Il part time involontario

A fronte della crescita del ricorso al lavoro part time come alternativa all’orario standard permangono comunque problemi aperti. Ad esempio il part time involontario – più diffuso nei servizi alle famiglie, nelle professioni non qualificate e tra gli atipici –  nel Mezzogiorno sfiora l’80% contro il 58,7% nel Centro-nord, a fronte di una diffusione analoga nelle due ripartizioni. Inoltre, a   parità di condizioni, la probabilità di essere in part time involontario per una donna occupata è circa tre volte superiore a quella di un lavoratore. In crescita anche l’utilizzo dei tirocini extracurriculari quale strumento di prima esperienza o reingresso nel mercato del lavoro. Quanto alle aziende ospitanti, il 67,5% dei tirocini è attivato dalle imprese con meno di 50 addetti ma i tirocini con più elevati livelli di competenza si svolgono presso le imprese di maggiori dimensioni e nelle imprese attive in settori economici con un alto livello tecnologico.

Una nuova forma di lavoro autonomo?

Interessante è il quadro che emerge dal Rapporto annuale rispetto al lavoro autonomo. Negli ultimi dieci anni (2008-2018) l’occupazione indipendente si è ridotta del 9,5% a favore dell’aumento pari al 4% di quella dipendente. Nonostante ciò l’Italia si colloca al terzo posto in Europa per numero di lavoratori indipendenti, dopo Grecia e Romania.

È innegabile che si vada verso una nuova forma di lavoro autonomo.

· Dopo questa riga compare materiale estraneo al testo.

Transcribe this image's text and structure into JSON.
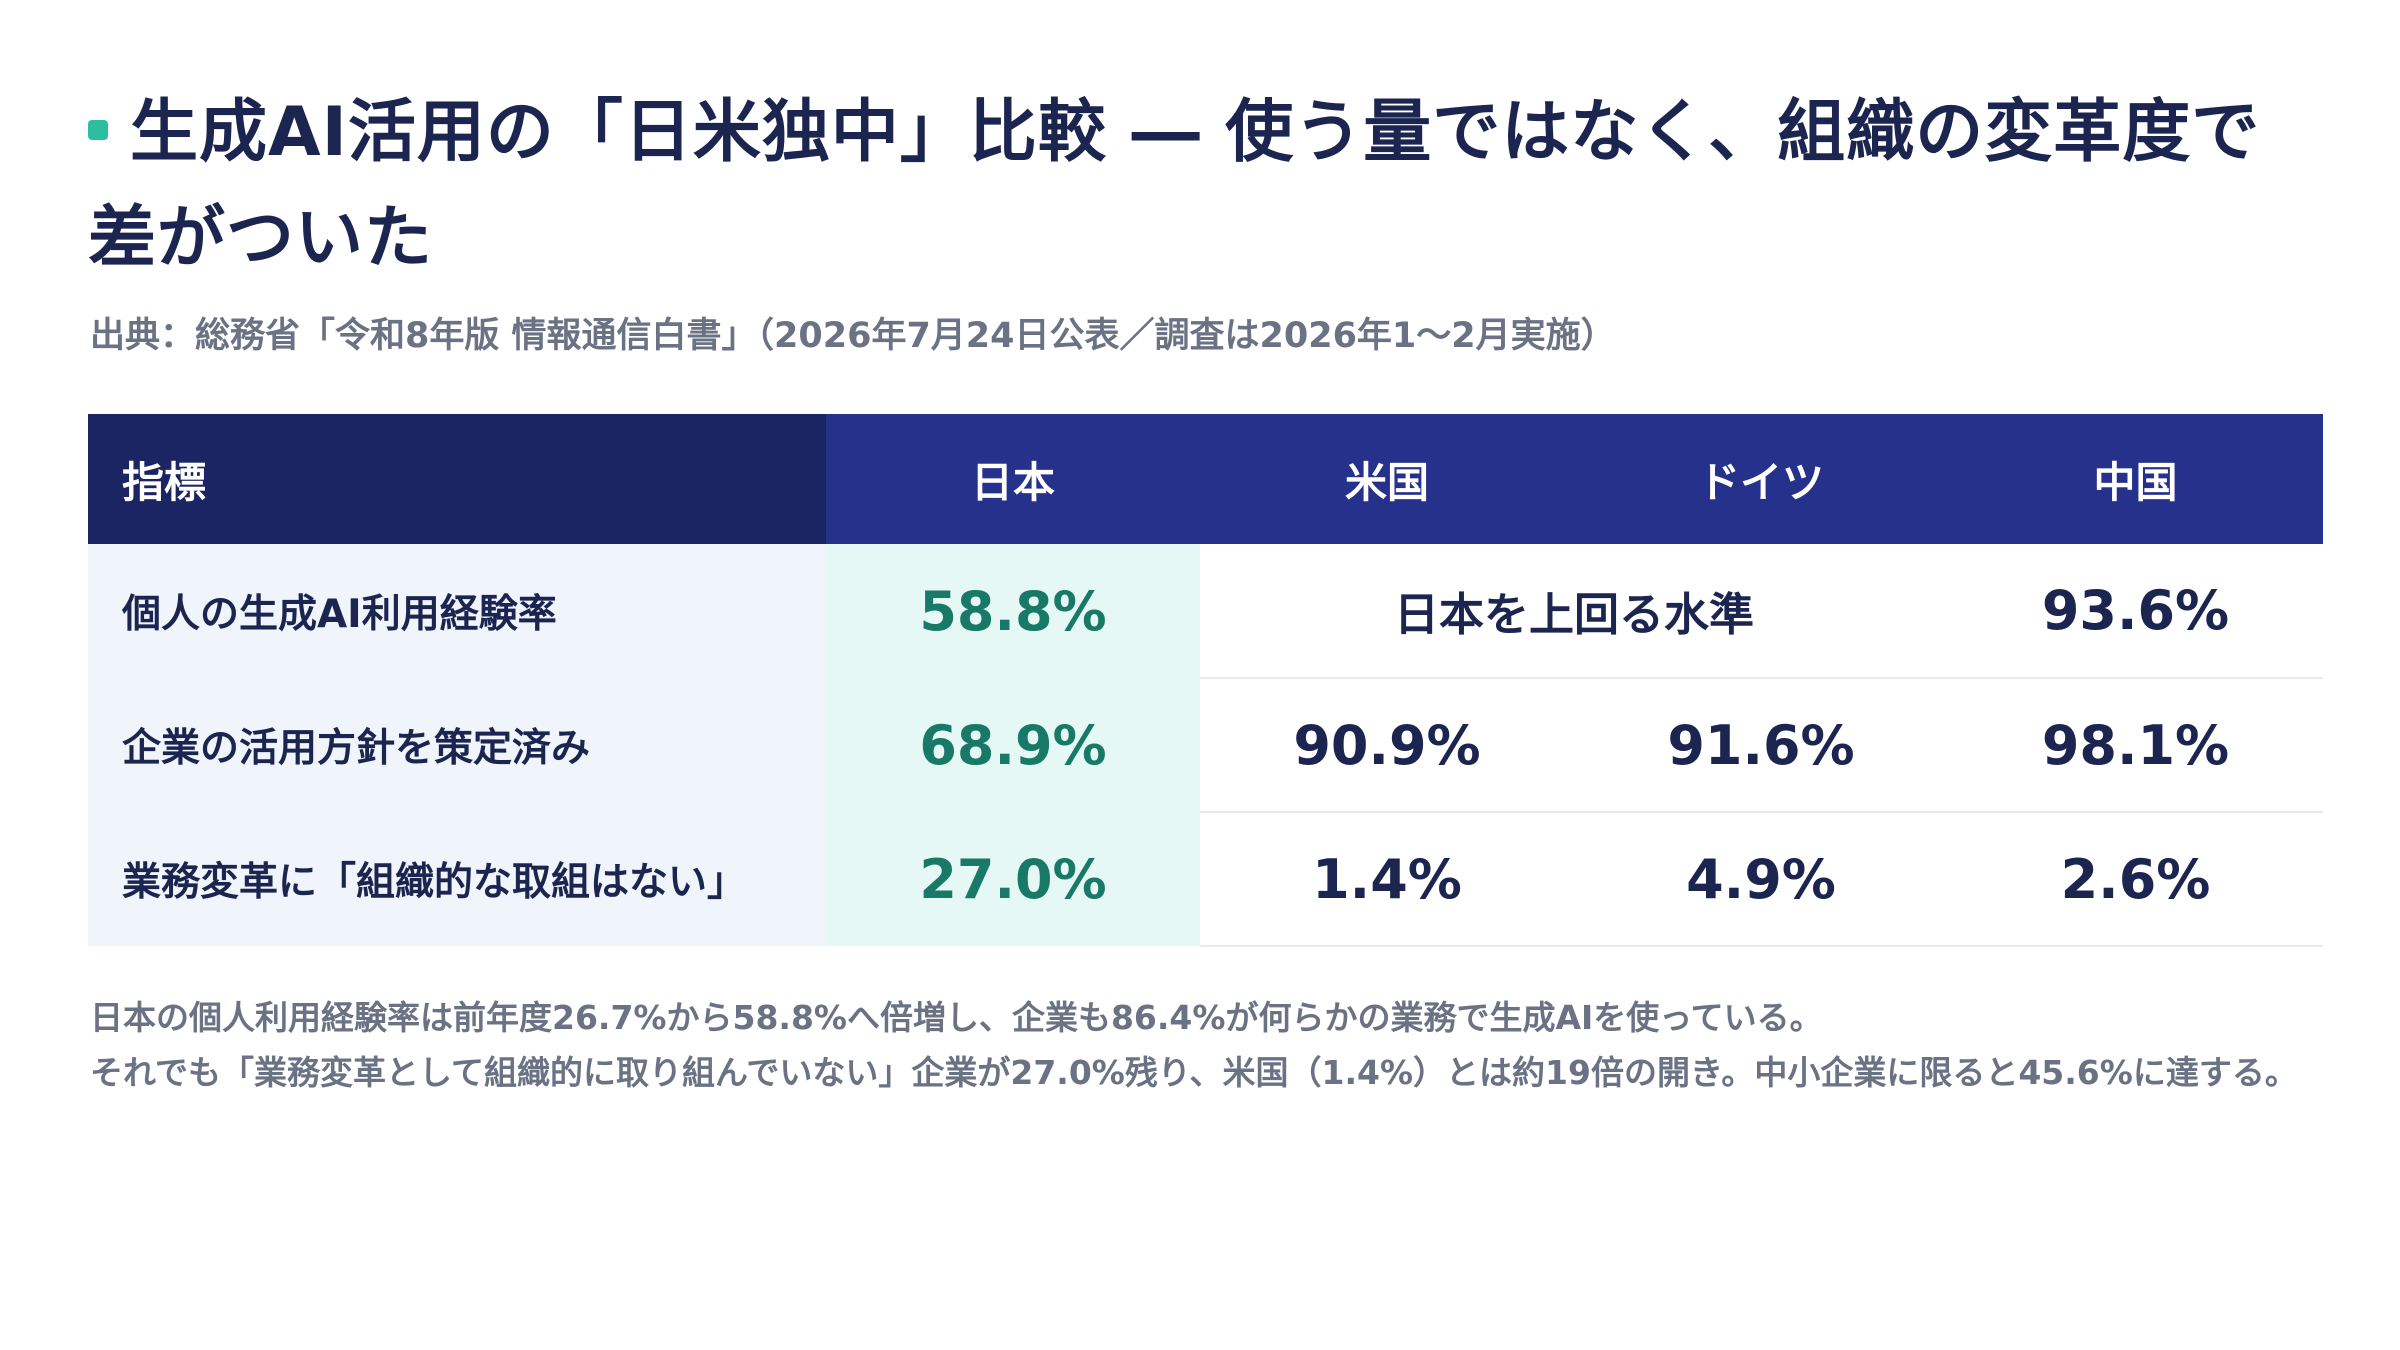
{
  "title": "生成AI活用の「日米独中」比較 ― 使う量ではなく、組織の変革度で差がついた",
  "source": "出典：総務省「令和8年版 情報通信白書」（2026年7月24日公表／調査は2026年1〜2月実施）",
  "colors": {
    "header_dark": "#1c2563",
    "header": "#26318c",
    "accent": "#2bbfa0",
    "japan_value": "#187a66",
    "japan_bg": "#e6f8f5",
    "metric_bg": "#f0f4fb",
    "muted_text": "#6b7284"
  },
  "chart_data": {
    "type": "table",
    "columns": [
      "指標",
      "日本",
      "米国",
      "ドイツ",
      "中国"
    ],
    "rows": [
      {
        "metric": "個人の生成AI利用経験率",
        "japan": "58.8%",
        "us_germany_merged": "日本を上回る水準",
        "china": "93.6%"
      },
      {
        "metric": "企業の活用方針を策定済み",
        "japan": "68.9%",
        "us": "90.9%",
        "germany": "91.6%",
        "china": "98.1%"
      },
      {
        "metric": "業務変革に「組織的な取組はない」",
        "japan": "27.0%",
        "us": "1.4%",
        "germany": "4.9%",
        "china": "2.6%"
      }
    ]
  },
  "note": {
    "line1": "日本の個人利用経験率は前年度26.7%から58.8%へ倍増し、企業も86.4%が何らかの業務で生成AIを使っている。",
    "line2": "それでも「業務変革として組織的に取り組んでいない」企業が27.0%残り、米国（1.4%）とは約19倍の開き。中小企業に限ると45.6%に達する。"
  }
}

Si legge infatti nel Rapporto annuale che “Alla 20th International Conference of Labour Statisticians, l’Ilo (Organizzazione internazionale del lavoro) ha approvato una nuova classificazione che rivede i confini tra dipendenti e indipendenti, individuando la nuova figura dei dependent contractor: occupati formalmente autonomi vincolati da rapporti di subordinazione con un’altra unità economica (cliente o committente) che ne limita l’accesso al mercato (prezzi, tariffe, ecc.) e l’autonomia organizzativa.

Tra i dependent contractor vi è una maggiore presenza di donne e quote più elevate di giovani tra 15 e 34 anni (26,4% a fronte del 10,0% tra i datori di lavoro e del 15,8% degli autonomi senza dipendenti). Le professioni più frequenti tra i dependent contractor si configurano come una domanda di lavoro che mira a esternalizzare e scarica su questi lavoratori una parte dei rischi di impresa (operatori di call center, venditori a domicilio, addetti alle consegne, conduttori di mezzi pesanti)”.

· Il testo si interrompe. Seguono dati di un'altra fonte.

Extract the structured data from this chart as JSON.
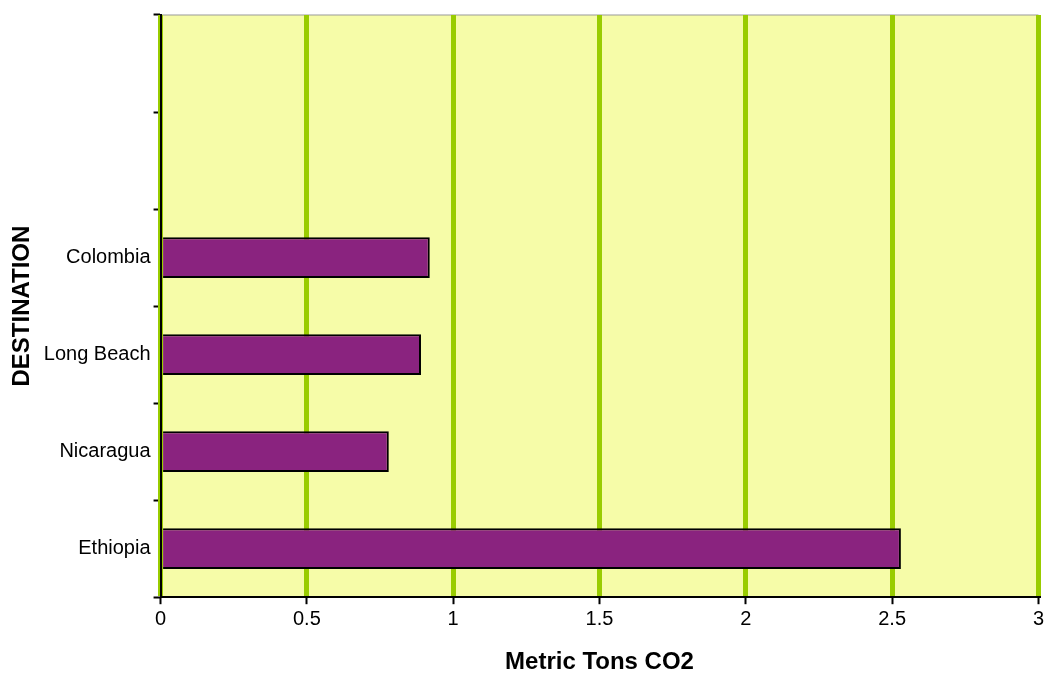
{
  "chart_data": {
    "type": "bar",
    "orientation": "horizontal",
    "categories": [
      null,
      null,
      "Colombia",
      "Long Beach",
      "Nicaragua",
      "Ethiopia"
    ],
    "values": [
      null,
      null,
      0.92,
      0.89,
      0.78,
      2.53
    ],
    "color": "#8a237f",
    "xlabel": "Metric Tons CO2",
    "ylabel": "DESTINATION",
    "xlim": [
      0,
      3
    ],
    "xticks": [
      0,
      0.5,
      1,
      1.5,
      2,
      2.5,
      3
    ],
    "grid": "x",
    "legend": false
  }
}
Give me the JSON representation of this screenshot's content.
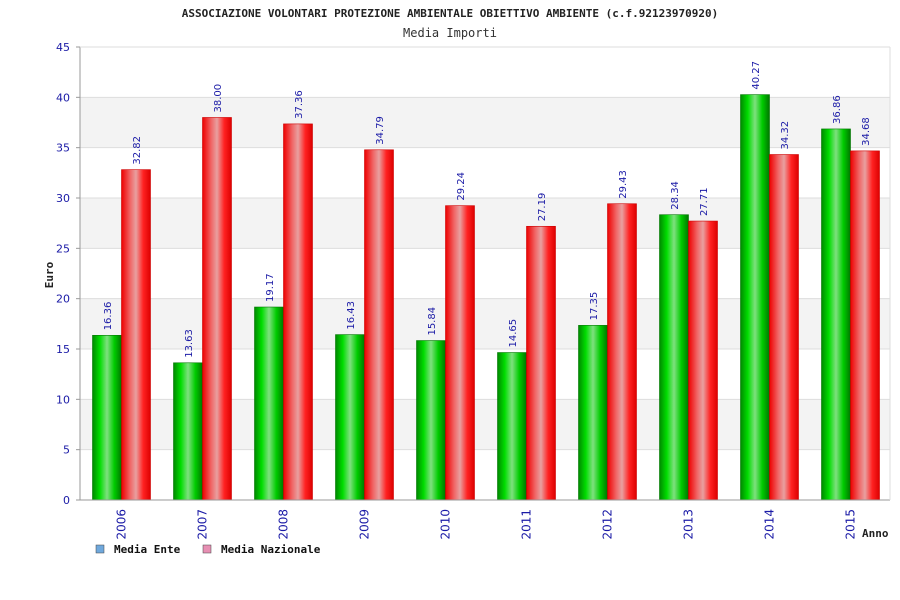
{
  "chart_data": {
    "type": "bar",
    "title": "ASSOCIAZIONE VOLONTARI PROTEZIONE AMBIENTALE OBIETTIVO AMBIENTE (c.f.92123970920)",
    "subtitle": "Media Importi",
    "xlabel": "Anno",
    "ylabel": "Euro",
    "ylim": [
      0,
      45
    ],
    "yticks": [
      0,
      5,
      10,
      15,
      20,
      25,
      30,
      35,
      40,
      45
    ],
    "grid": true,
    "legend_position": "bottom-left",
    "categories": [
      "2006",
      "2007",
      "2008",
      "2009",
      "2010",
      "2011",
      "2012",
      "2013",
      "2014",
      "2015"
    ],
    "series": [
      {
        "name": "Media Ente",
        "values": [
          16.36,
          13.63,
          19.17,
          16.43,
          15.84,
          14.65,
          17.35,
          28.34,
          40.27,
          36.86
        ],
        "labels": [
          "16.36",
          "13.63",
          "19.17",
          "16.43",
          "15.84",
          "14.65",
          "17.35",
          "28.34",
          "40.27",
          "36.86"
        ],
        "color": "#00cc00",
        "legend_color": "#6fa8dc"
      },
      {
        "name": "Media Nazionale",
        "values": [
          32.82,
          38.0,
          37.36,
          34.79,
          29.24,
          27.19,
          29.43,
          27.71,
          34.32,
          34.68
        ],
        "labels": [
          "32.82",
          "38.00",
          "37.36",
          "34.79",
          "29.24",
          "27.19",
          "29.43",
          "27.71",
          "34.32",
          "34.68"
        ],
        "color": "#ff0000",
        "legend_color": "#e78fb3"
      }
    ]
  }
}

Tra i rapporti di lavoro conclusi con il licenziamento, consistente è la quota di part time e di lavori di breve durata inferiori a un anno, tra i quali il mancato superamento del periodo di prova. Più frequenti tra i giovani fino a 29 anni i licenziamenti entro tre mesi dall’assunzione. Solo il 60% dei lavoratori licenziati accede alla Naspi, lo strumento di sostegno al reddito dei disoccupati in vigore dal 2015: ciò perché si assiste a un tempestivo ricollocamento al lavoro.

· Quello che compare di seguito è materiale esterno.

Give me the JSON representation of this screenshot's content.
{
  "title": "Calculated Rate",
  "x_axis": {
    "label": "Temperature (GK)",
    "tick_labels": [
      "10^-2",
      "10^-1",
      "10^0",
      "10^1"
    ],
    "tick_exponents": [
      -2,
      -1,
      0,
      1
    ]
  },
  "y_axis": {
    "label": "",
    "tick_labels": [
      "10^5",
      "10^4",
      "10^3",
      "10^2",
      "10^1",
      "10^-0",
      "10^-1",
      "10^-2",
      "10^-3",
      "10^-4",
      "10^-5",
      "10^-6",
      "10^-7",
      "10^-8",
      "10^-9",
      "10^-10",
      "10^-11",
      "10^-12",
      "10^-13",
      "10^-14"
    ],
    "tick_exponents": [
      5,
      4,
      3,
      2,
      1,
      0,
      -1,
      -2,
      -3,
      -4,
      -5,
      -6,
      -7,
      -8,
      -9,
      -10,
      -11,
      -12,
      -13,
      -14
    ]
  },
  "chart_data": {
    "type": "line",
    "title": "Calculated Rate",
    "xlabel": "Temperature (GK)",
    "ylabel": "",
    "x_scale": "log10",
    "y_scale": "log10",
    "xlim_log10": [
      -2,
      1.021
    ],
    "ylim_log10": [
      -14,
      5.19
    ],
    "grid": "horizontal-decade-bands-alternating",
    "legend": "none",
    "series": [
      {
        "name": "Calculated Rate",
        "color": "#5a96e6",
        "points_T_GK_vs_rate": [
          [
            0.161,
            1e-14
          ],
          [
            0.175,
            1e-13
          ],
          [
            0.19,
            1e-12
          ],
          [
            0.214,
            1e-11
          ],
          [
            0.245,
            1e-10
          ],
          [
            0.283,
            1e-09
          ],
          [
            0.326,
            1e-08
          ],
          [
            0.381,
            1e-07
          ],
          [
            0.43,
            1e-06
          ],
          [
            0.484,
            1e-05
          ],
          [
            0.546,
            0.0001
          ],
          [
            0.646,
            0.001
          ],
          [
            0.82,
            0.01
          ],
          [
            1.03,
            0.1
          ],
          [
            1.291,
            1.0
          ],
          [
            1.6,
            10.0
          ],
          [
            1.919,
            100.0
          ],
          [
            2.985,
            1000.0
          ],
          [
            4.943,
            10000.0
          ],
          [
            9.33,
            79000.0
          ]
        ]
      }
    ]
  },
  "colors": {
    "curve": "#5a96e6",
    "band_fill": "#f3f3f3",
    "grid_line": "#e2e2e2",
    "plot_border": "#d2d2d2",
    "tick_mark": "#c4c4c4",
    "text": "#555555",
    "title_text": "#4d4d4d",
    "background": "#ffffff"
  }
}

Questa in sintesi la fotografia di alcune dinamiche del mercato del lavoro in una fase di incertezza confermata anche dalla nota relativa al quarto trimestre 2019 nel quale si assiste al calo (pari allo 0,7%) dei contratti di lavoro attivati soprattutto nel settore dell’industria, in crescita invece i rapporti di lavoro nell’agricoltura.